Di sana ia bertemu dengan broker lain bernama Miss Huang, yang mengantarnya ke rumah sakit. Hanim tidak tahu persis Miss Huang berasal dari mana, yang ia tahu perempuan itu bisa berbahasa Indonesia, China, dan bahasa Kamboja.

Di Kamboja ia mendapatkan pasien asal Singapura yang cocok untuk menerima ginjalnya sehingga prosedur transplantasi dilakukan. Ginjalnya saat itu dihargai Rp120 juta. Uang itu kemudian dipakai untuk membelikan rumah bagi orangtuanya di Subang, Jawa Barat.

Sang broker ternyata memercayakan dirinya untuk menjadi koordinator calon donor Indonesia di Kamboja. Ia dijanjikan komisi dari potongan biaya beli ginjal dari rumah sakit ke donor senilai Rp15 juta.

Tugas itu sempat berhenti karena pandemi COVID-19 pada 2020. Ia kembali menerima calon donor pada akhir 2022. Setelah kembali aktif, Miss Huang pun semakin masif meminta donor dari Indonesia. Dari yang awalnya hanya 5-7 calon donor sekali permintaan, kemudian menjadi 10-20 donor ketika India membatasi donor keluar negaranya.

Jejak Buram Jualan Ginjal Ilegal
Ilustrasi donor ginjal (sumber: Yayasan Ginjal Indonesia)

Dari total 40 calon donor yang ia dampingi di Kamboja, hanya 35 orang yang berhasil melakukan transplantasi dan mendapat bayaran dari rumah sakit.

Sejak terlibat dalam sindikat, omzetnya sampai Rp24,4 miliar. Uang itu didapat dari mengambil keuntungan Rp65 juta dari tiap ginjal yang mereka jual seharga Rp200 juta.

Beroperasi sejak 2019, sindikat itu memperdaya 112 korban hingga terjerumus dalam praktik penjualan ginjal ke Kamboja.

Melihat besarnya perputaran uang dalam jaringan sindikat ginjal ilegal Bekasi-Kamboja saja, perlu ada tindakan hukum yang lebih radikal untuk membendung lalu lintas sindikat organ internasional.”Harusnya bisa di track di aliran dananya. Sebenarnya di naungan TPPO dijelaskan bahwa ada kewenangan pemblokiran rekening sama soal ada rampas aset.

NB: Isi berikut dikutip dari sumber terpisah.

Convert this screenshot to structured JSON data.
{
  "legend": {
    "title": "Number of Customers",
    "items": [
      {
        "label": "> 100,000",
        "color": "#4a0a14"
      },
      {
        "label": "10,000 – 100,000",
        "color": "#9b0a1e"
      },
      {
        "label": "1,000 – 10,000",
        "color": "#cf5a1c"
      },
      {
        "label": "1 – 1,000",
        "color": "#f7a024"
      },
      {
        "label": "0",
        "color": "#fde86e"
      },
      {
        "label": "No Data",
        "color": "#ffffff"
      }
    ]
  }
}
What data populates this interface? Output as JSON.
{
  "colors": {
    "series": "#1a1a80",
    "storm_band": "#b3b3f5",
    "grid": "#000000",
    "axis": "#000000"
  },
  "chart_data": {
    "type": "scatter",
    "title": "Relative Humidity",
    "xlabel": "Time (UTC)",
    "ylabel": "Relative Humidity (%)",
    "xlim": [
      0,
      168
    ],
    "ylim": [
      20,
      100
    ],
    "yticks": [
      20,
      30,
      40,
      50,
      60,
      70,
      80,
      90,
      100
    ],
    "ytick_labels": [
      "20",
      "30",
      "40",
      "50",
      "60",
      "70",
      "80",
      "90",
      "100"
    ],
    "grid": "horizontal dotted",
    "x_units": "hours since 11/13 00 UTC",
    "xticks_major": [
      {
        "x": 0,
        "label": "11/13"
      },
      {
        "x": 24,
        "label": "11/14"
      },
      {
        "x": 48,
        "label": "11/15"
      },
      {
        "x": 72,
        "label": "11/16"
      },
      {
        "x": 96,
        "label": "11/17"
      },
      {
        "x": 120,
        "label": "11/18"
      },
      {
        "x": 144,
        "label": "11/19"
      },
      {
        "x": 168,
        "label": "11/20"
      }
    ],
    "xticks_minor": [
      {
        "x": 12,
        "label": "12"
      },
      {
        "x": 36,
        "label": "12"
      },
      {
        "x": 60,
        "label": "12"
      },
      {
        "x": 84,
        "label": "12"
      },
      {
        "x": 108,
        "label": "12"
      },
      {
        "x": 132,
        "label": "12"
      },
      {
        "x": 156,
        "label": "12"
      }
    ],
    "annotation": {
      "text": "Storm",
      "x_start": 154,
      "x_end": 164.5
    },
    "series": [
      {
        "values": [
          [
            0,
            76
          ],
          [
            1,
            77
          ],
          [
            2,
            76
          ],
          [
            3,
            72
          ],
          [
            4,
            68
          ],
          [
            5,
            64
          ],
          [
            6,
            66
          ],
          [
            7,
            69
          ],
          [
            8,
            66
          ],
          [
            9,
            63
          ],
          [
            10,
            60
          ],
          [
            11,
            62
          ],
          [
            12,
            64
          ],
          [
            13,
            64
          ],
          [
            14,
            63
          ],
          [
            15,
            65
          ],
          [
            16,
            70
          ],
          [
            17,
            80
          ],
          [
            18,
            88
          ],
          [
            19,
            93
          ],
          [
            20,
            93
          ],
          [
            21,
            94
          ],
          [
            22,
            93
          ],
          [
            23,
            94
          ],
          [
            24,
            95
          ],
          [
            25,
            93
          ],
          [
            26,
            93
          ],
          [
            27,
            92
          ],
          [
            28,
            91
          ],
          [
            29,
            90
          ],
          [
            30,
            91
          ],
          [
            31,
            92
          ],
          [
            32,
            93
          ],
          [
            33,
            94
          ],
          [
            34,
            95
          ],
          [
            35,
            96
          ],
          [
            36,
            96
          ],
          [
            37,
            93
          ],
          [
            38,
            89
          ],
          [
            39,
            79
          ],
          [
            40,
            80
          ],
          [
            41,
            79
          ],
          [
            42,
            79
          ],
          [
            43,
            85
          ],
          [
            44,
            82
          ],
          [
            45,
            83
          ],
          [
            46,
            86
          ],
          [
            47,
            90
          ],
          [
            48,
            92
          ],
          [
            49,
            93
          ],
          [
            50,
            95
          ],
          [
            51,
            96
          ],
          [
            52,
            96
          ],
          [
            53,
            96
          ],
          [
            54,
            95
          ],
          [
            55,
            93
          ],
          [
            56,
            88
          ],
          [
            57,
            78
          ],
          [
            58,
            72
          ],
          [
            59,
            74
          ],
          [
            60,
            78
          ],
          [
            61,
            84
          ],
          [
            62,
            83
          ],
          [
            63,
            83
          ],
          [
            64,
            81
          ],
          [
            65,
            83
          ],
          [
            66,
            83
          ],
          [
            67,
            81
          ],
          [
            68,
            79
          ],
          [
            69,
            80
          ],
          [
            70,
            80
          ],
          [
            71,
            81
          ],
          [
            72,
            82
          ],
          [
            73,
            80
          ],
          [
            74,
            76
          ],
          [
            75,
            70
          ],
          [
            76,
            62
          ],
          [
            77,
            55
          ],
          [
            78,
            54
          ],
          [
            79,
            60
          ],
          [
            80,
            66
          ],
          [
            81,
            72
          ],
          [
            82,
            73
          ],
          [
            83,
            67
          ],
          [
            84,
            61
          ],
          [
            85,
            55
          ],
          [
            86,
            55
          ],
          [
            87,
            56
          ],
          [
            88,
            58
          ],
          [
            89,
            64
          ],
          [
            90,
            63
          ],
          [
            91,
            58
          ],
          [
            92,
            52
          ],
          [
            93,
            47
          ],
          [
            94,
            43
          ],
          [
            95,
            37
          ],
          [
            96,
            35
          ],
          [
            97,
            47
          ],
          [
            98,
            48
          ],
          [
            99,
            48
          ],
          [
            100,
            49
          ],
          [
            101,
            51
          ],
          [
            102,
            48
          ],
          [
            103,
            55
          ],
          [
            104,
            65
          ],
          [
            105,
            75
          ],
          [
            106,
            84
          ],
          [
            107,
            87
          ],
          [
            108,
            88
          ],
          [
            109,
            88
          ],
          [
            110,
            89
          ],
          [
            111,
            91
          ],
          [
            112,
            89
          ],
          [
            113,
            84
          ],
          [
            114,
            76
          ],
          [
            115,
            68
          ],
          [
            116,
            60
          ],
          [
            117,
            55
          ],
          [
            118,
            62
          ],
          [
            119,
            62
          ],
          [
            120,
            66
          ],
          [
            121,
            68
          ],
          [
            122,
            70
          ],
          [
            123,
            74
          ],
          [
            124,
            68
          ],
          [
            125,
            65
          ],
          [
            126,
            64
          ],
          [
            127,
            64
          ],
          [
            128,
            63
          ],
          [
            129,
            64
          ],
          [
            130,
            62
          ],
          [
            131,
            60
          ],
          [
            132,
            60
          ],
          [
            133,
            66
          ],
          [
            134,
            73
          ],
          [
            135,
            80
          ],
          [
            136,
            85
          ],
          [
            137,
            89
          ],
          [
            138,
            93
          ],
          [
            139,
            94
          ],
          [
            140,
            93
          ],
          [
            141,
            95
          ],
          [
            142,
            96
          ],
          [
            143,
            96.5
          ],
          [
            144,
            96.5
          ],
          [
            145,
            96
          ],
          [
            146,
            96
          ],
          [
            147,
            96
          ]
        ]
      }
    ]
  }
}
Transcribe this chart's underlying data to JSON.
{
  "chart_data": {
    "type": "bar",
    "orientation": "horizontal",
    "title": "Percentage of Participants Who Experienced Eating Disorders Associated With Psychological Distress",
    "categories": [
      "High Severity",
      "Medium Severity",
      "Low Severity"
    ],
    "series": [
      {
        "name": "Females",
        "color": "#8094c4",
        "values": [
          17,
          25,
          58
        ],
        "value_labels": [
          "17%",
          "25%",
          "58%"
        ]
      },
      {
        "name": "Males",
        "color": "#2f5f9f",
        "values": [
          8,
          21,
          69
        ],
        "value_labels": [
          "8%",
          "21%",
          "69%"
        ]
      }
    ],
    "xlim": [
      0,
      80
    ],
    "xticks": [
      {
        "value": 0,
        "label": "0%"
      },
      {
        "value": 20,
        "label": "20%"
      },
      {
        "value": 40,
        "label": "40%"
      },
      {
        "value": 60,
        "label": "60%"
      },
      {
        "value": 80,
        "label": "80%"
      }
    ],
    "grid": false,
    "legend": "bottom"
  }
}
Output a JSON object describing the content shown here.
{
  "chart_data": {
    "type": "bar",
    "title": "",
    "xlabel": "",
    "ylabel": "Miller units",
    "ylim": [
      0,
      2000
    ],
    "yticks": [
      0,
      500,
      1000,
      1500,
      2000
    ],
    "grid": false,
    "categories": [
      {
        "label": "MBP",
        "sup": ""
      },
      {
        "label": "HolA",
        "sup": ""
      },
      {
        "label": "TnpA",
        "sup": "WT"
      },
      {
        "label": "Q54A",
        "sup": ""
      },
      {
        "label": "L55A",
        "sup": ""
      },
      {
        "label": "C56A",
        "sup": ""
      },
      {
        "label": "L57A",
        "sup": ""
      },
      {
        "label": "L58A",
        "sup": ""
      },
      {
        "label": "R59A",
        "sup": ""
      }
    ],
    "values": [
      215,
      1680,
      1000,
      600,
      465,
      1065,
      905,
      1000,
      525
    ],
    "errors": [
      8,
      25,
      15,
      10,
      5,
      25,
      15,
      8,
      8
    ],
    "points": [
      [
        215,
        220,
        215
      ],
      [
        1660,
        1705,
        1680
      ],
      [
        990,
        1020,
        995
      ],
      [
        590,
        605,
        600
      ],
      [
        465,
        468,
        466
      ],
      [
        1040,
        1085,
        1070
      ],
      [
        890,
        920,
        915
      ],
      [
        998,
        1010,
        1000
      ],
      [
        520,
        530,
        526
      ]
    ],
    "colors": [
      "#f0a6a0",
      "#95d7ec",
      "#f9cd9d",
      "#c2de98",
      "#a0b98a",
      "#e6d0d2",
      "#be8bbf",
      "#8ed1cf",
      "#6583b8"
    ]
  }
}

Harusnya itu bisa dimaksimalkan,” kata Aktivis ICJR, Maidina Rahmawati kepada Inilah.com

Perampasan aset para pelaku sindikat organ bisa membantu proses pemenuhan hak korban yang saat ini masih jomplang.”Karena kan tadi korbannya sempat didatangkan dari berbagai wilayah kan, nah ini harus juga diberikan eksekusi perbuatan yang ditanggung oleh pelaku kan perlu didahulukan untuk diberikan,” ungkapnya.

Alasan mendasar, kebutuhan ekonomi juga harus jadi tugas pemerintah demi mencegah pemikiran orang untuk menjual ginjalnya.”Ini sungguh sangat menyedihkan dan ironi. Pemerintah tidak boleh abai kepada kesulitan rakyatnya. Pemerintah tidak boleh hanya mengejar proyek mercu suar sementara rakyatnya kesulitan dan harus menjual organ tubuhnya,” kritik Anggota Komisi III DPR Fraksi Partai Demokrat Didik Mukrianto kepada Inilah.com.

Banyak masalah di balik kasus TPPO yang harus diselesaikan, seperti kemiskinan, pendidikan rendah, patriarki, gender, penegakan hukum, dan keseriusan pemerintah khususnya sinergi antara lembaga yang utuh.

Meskipun Polri harus melakukan penegakan hukum secara masif, tegas dan serius, namun harus disadari Kasus perdagangan orang tidak hanya bisa diselesaikan dengan penegakan hukum semata oleh Polri.